Out of all the pregnancy symptoms I’ve ever had the most annoying is the itching. Now, I’m not talking about regular, dry skin itching. I’m talking about anxiety induced, crawling under the skin, can’t stop scratching itching. I feel like I’m going crazy. From my scalp to the bottoms of my feet – everything itches.
I feel terrible when I scratch my eight-month pregnancy belly because I feel like I’m digging into the skin of my unborn baby, but the itching is so uncontrollable. Now matter how much lotion I slather on, how many times I rub my feet on the floor or try to distract myself with something else; the creepy crawlers are all over me.
I know most of it is anxiety. I’m having problems at home. I’m not ready for the birth of the baby, which may happen anytime within the next eight weeks. I have so much to do and not enough time or energy to do it. I’m worried, sad, anxious… and then I’m happy, which is seconds before I go back to getting worried, sad and anxious.
Just expressing how I feel is causing a massive scratch attack. Add to it the fact that I keep telling one of my toddlers to wait until I’m finished what I’m doing. With my oldest daughter – now 15 – I never repeated myself as much as I do with the two toddlers. What’s the deal with that? It’s the most frustrating thing ever. Well, not ever. The scratching is the most frustrating thing ever.
The scratching has brought me to tears.
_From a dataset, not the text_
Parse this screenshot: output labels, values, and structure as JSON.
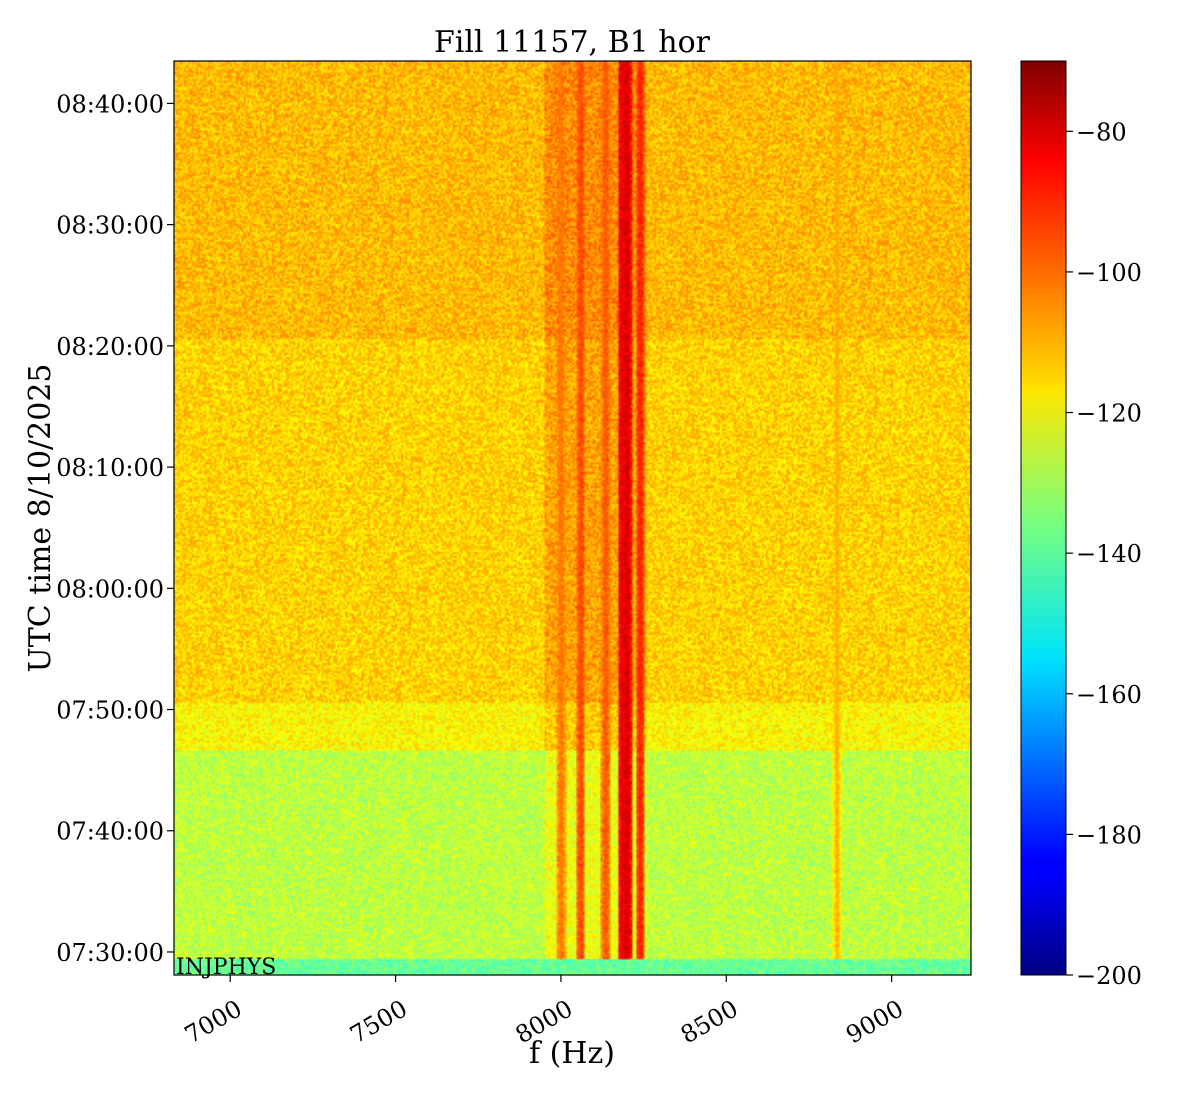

It has broken out my skin, tore my skin, burned my skin and not once helped me not to itch. I just want it to stop. I want my face to stop itching, my neck, chest, arms, fingers, hands, belly, butt, hips, legs, feet, toes… oh my God make it stop!!


Comments: 12
It probably is anxiety, and you have all my sympathy. I LOVED being pregnancy and never had itching. With the first pregnancy, I had morning/noon/night sickness that kept me from gaining any weight until my 6th month and my 2nd pregnancy was pretty much perfect except I must have been out of balance cause I kept falling! But, I LOVED being pregnant. Wish I could do the next 8 weeks for you. I guess the good thing is, after having the other 3, you probably know this will be a fast 8 weeks. Hang in there and know that you are getting lots of virtual hugs!